En su casa ya existe un ritual cuando llueve fuerte: subir los muebles, guardar documentos en una bolsa plástica y esperar. Esperar a ver hasta dónde llega el agua.
Santo Domingo siempre ha sido una ciudad marcada por el agua.
Los ríos Ozama e Isabela cruzan la capital como dos líneas oscuras que dividen barrios, avenidas y puentes. A su alrededor se levantaron comunidades enteras mucho antes de que alguien hablara de ordenamiento territorial o drenaje urbano.
Con el tiempo, esas comunidades crecieron.
Hoy forman parte del mapa más vulnerable de la ciudad.
Un diagnóstico del Distrito Nacional calcula que más de 292 mil personas viven en zonas consideradas de riesgo por inundaciones.
La mayoría se concentra en el norte de la capital, en barrios como Gualey, La Ciénaga, Los Guandules, Guachupita, Capotillo o La Zurza.
Son lugares donde la ciudad y el agua conviven demasiado cerca.
En Simón Bolívar, Juan Bautista Pérez dice que aprendió a leer las lluvias como quien aprende a leer el mar.
Tiene 63 años y vive en el barrio desde los años ochenta.
Cuando el aguacero se pone fuerte, sale a la esquina y mira la cañada.
“Si empieza a bajar mucha agua de arriba, hay problema”, dice.
La cañada atraviesa el barrio como una cicatriz.
En días secos parece apenas una zanja. Pero cuando llueve, el agua baja con fuerza desde las partes más altas de la ciudad.
“Eso viene con todo”, dice Pérez.
“Agua, basura, de todo”.
No es casualidad que muchos de los barrios más expuestos al agua también estén entre los más pobres.

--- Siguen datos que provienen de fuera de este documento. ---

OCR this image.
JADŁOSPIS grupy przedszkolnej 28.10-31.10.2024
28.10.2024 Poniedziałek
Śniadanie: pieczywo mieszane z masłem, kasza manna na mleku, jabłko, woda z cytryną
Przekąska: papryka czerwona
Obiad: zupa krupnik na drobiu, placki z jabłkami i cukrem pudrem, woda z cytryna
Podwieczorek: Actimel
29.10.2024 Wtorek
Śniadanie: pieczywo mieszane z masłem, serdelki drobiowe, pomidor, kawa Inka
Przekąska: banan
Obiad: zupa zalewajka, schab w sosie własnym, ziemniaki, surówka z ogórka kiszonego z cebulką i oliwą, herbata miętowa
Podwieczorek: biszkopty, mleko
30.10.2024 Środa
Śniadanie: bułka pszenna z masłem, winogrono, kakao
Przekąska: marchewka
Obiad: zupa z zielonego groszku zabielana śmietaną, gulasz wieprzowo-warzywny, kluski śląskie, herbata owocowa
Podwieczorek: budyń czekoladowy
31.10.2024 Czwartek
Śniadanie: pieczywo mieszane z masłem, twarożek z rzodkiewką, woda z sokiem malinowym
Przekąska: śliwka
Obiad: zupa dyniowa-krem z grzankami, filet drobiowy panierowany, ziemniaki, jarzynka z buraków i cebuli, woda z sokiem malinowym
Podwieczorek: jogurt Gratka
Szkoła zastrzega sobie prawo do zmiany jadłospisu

Un estudio sobre vulnerabilidad climática del Distrito Nacional estima que alrededor de una cuarta parte de los hogares de la capital vive en condiciones de pobreza.
Pero en algunos sectores la realidad es mucho más dura.

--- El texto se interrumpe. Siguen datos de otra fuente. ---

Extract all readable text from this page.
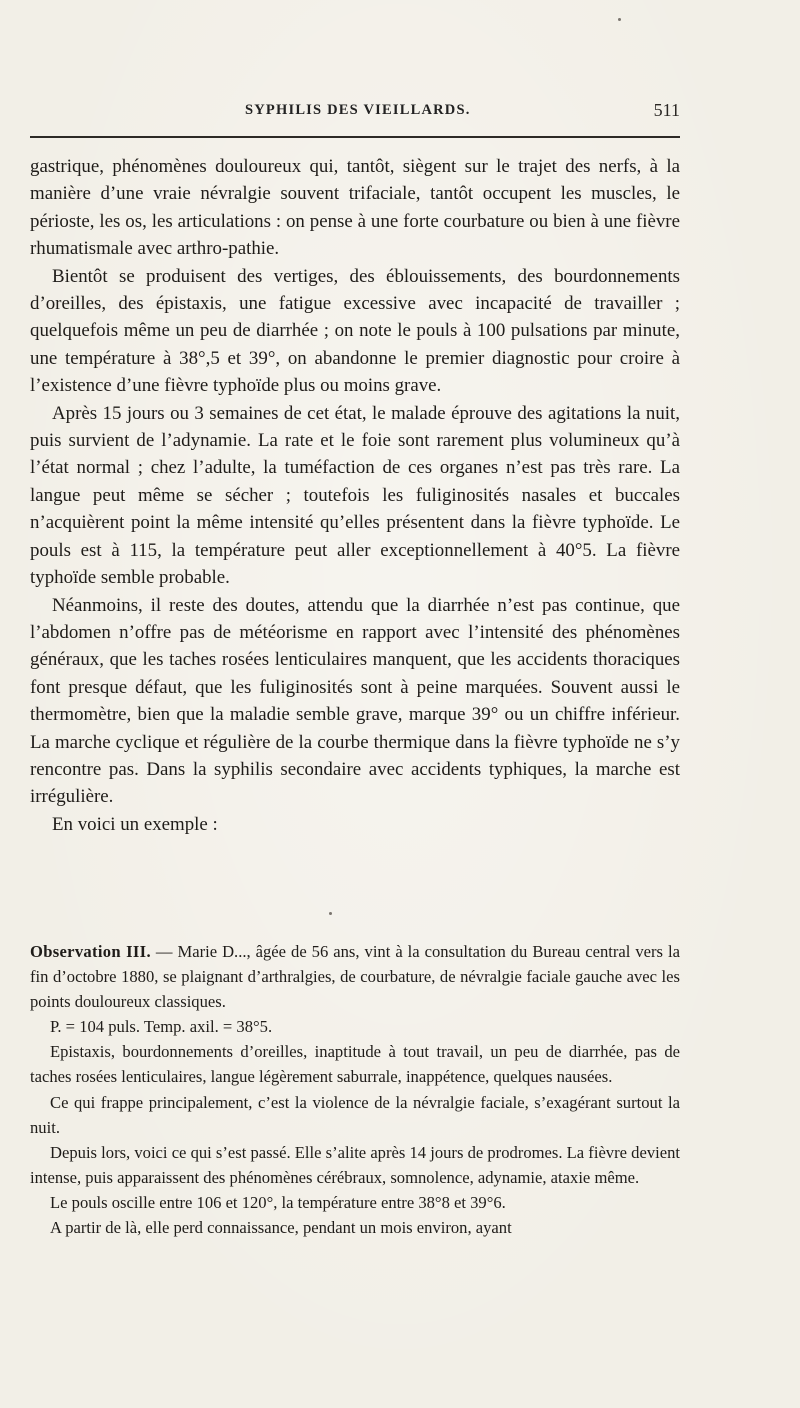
SYPHILIS DES VIEILLARDS.	511

gastrique, phénomènes douloureux qui, tantôt, siègent sur le trajet des nerfs, à la manière d’une vraie névralgie souvent trifaciale, tantôt occupent les muscles, le périoste, les os, les articulations : on pense à une forte courbature ou bien à une fièvre rhumatismale avec arthro-pathie.

Bientôt se produisent des vertiges, des éblouissements, des bourdonnements d’oreilles, des épistaxis, une fatigue excessive avec incapacité de travailler ; quelquefois même un peu de diarrhée ; on note le pouls à 100 pulsations par minute, une température à 38°,5 et 39°, on abandonne le premier diagnostic pour croire à l’existence d’une fièvre typhoïde plus ou moins grave.

Après 15 jours ou 3 semaines de cet état, le malade éprouve des agitations la nuit, puis survient de l’adynamie. La rate et le foie sont rarement plus volumineux qu’à l’état normal ; chez l’adulte, la tuméfaction de ces organes n’est pas très rare. La langue peut même se sécher ; toutefois les fuliginosités nasales et buccales n’acquièrent point la même intensité qu’elles présentent dans la fièvre typhoïde. Le pouls est à 115, la température peut aller exceptionnellement à 40°5. La fièvre typhoïde semble probable.

Néanmoins, il reste des doutes, attendu que la diarrhée n’est pas continue, que l’abdomen n’offre pas de météorisme en rapport avec l’intensité des phénomènes généraux, que les taches rosées lenticulaires manquent, que les accidents thoraciques font presque défaut, que les fuliginosités sont à peine marquées. Souvent aussi le thermomètre, bien que la maladie semble grave, marque 39° ou un chiffre inférieur. La marche cyclique et régulière de la courbe thermique dans la fièvre typhoïde ne s’y rencontre pas. Dans la syphilis secondaire avec accidents typhiques, la marche est irrégulière.

En voici un exemple :

Observation III. — Marie D..., âgée de 56 ans, vint à la consultation du Bureau central vers la fin d’octobre 1880, se plaignant d’arthralgies, de courbature, de névralgie faciale gauche avec les points douloureux classiques.

P. = 104 puls. Temp. axil. = 38°5.

Epistaxis, bourdonnements d’oreilles, inaptitude à tout travail, un peu de diarrhée, pas de taches rosées lenticulaires, langue légèrement saburrale, inappétence, quelques nausées.

Ce qui frappe principalement, c’est la violence de la névralgie faciale, s’exagérant surtout la nuit.

Depuis lors, voici ce qui s’est passé. Elle s’alite après 14 jours de prodromes. La fièvre devient intense, puis apparaissent des phénomènes cérébraux, somnolence, adynamie, ataxie même.

Le pouls oscille entre 106 et 120°, la température entre 38°8 et 39°6.

A partir de là, elle perd connaissance, pendant un mois environ, ayant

En La Zurza, por ejemplo, dos de cada tres hogares viven en pobreza.
Allí vive José Miguel Herrera, mecánico.
Su casa queda cerca del río Isabela.
En una de las paredes hay una línea oscura que marca hasta dónde llegó el agua la última vez.
“Eso fue una noche de lluvia fuerte”, dice.
Mira la marca y sonríe con resignación.
“Uno duerme con un ojo abierto cuando llueve”.
La ciudad entera sintió lo que significa una lluvia extrema el 18 de noviembre de 2023.
Ese día cayó una tormenta que dejó más de 400 milímetros de lluvia en menos de 24 horas en algunos puntos del Gran Santo Domingo.
Las imágenes recorrieron el país: avenidas convertidas en ríos, carros atrapados bajo pasos a desnivel, barrios enteros inundados.
El Centro de Operaciones de Emergencias reportó más de 2,500 personas rescatadas y 13,000 evacuadas.
Más de 2,600 viviendas resultaron afectadas.
Luis Fernández, que tiene un colmado en Capotillo, todavía recuerda el momento en que el agua empezó a subir.
“Fue rápido”, dice.
“En minutos la calle parecía un río”.
Las inundaciones también dejan una factura económica que pocas veces se ve.
Según estimaciones utilizadas por organismos internacionales, los desastres naturales provocan pérdidas equivalentes a cerca del 2.3% de la economía dominicana cada año.
Eso significa alrededor de 676 millones de dólares anuales entre daños a viviendas, carreteras, redes eléctricas y sistemas de drenaje.
Es dinero que se gasta en reconstruir lo que el agua destruye.
Y existe un escenario peor.
Los análisis de riesgo advierten que un huracán particularmente destructivo podría causar pérdidas superiores a 13,800 millones de dólares, una cifra equivalente a más del 11% del PIB del país.
En los últimos años, el gobierno ha empezado a intervenir algunas de las cañadas más problemáticas.
La CAASD trabaja en el saneamiento de más de 45 kilómetros de cañadas en el Gran Santo Domingo.
Una de las obras más recientes fue la canalización de la cañada Los Peralejos, entregada en 2026 tras una inversión de más de 223 millones de pesos.
Pero el reto es enorme.
Solo la cañada Guajimía, en Santo Domingo Oeste, tiene casi 17 kilómetros de longitud.
Al caer la tarde en Gualey, las nubes vuelven a cubrir el cielo.
Algunos vecinos miran hacia la cañada.
Todavía no ha empezado a llover.
Pero todos saben que podría hacerlo.
En una ciudad atravesada por ríos y cañadas, la lluvia nunca es solo lluvia.
A veces es una advertencia.
Porque en muchos barrios de Santo Domingo el problema no es que llueva.
El problema es que el agua siempre encuentra por dónde volver.